Perplexe, la situation de la politique aux Comores nous laisse

Opinion libre:

Le mal nécessaire, dit-on… Après un cycle de présidence tournante censé garantir l’unité et l’intégrité territoriale des comores, nous revoilà de retour à la case départ.

Certes, un nouveau cycle est lancé. Ngazidja fait son tour de manège. Cependant, ce dernier semble désenchanté voir ensorcelé. Ainsi l’énigme est de nouveau sur la table.

Doit-on remettre en cause l’article 13 et mettre à terme la chaise tournante ?

Au regard des leaders et cadres politiques des différents formations politiques actuellement en place, le paradoxe est à son comble. La probabilité est que Azali, Sambi, Mouigni Baraka, Mamadou. Bref tous ces hommes sans scrupules qui nous ont bavé pendant 42 ans restent ou reviennent au pouvoir. Mgu Naripuwe Ne chari.

D’une part, arrêter la tournante revient à éguiser l’appétit despotique du colonel Azali qui cherche à prolonger son périple besogne de division du peuple comorien. .

D’autre part, garder la tournante revient à céder le manège incontestablement au « danger nation » Ahemd Abdallah Sambi.Et par la suite voir le fantôme d’Ikililou hanter à nouveau les comoriens.

Que faire face à ce dilemme inédit?

L’hypothèse le plus probant est de voir surgir un homme providentiel.
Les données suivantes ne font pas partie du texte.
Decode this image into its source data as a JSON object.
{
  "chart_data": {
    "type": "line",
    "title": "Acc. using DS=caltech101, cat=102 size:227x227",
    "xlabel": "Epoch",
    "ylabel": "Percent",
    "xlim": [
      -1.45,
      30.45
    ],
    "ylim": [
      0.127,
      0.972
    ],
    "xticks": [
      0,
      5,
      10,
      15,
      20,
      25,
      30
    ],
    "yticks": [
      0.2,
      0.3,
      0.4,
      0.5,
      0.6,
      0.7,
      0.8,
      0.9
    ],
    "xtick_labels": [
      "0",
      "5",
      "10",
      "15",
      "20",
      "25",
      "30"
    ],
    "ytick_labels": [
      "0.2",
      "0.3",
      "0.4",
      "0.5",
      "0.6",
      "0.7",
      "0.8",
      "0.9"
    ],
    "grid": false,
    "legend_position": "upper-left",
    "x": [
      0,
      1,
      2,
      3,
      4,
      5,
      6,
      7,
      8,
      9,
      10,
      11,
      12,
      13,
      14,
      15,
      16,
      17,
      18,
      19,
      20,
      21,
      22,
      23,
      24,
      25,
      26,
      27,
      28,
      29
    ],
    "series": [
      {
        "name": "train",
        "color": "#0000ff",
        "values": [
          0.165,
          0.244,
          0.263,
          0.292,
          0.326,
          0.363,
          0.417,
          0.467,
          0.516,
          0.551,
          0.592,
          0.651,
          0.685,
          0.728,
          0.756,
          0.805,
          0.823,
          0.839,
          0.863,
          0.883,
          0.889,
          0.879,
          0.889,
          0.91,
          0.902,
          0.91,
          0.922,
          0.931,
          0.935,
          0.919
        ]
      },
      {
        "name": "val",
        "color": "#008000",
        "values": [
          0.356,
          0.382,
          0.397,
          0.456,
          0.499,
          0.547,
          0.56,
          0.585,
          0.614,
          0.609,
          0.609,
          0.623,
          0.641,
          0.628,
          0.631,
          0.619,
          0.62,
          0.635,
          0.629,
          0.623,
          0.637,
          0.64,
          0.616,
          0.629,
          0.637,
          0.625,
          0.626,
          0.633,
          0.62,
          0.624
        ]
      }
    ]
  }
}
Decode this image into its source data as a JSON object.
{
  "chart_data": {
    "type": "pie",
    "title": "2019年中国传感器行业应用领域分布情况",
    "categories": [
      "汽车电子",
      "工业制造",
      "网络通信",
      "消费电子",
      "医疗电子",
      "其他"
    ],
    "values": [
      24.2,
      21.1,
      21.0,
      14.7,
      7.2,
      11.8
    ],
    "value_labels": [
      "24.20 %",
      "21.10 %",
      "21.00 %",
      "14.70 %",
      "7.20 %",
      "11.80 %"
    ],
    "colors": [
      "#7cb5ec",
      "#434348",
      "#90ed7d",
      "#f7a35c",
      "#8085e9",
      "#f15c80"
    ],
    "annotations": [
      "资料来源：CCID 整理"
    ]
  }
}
Le Messie comorien. Un homme neuf et patriotique. Doté d’un grand panel de connaissance diverses et variées capable de cerner les enjeux multidimensionnels et apporter des réponses immédiates aux besoins du peuple comorien. Il va falloir que nôtre frère Mohamed Elarif Saadi consulte le marabout d’Azali pour que son excellence Mahamoud Wadaan accède à la magistrature suprême. Au moins lui a le mérite de décortiquer à travers ses oeuvres la situation du pays et de formuler des propositions pertinentes. En plus jusqu’à preuve du contraire, il n’a pas du sans dans ses mains. Sauf que le comorien n’aime pas le renouveau. Il se méfie des perfectionnistes, il a l’habitude de faire négoce avec les corrompus/ corrupteurs. Un peuple atteint de la maladie de Stockholm. « Certes, ce sont les bourreaux qui nous infligent toutes les sévices, cependant on les aime cas même ».

Sauveur du peuple comorien. Où es tu ? ceux qui tiennent les manettes depuis 42 sont tous pourris. Mgu Ngenasi.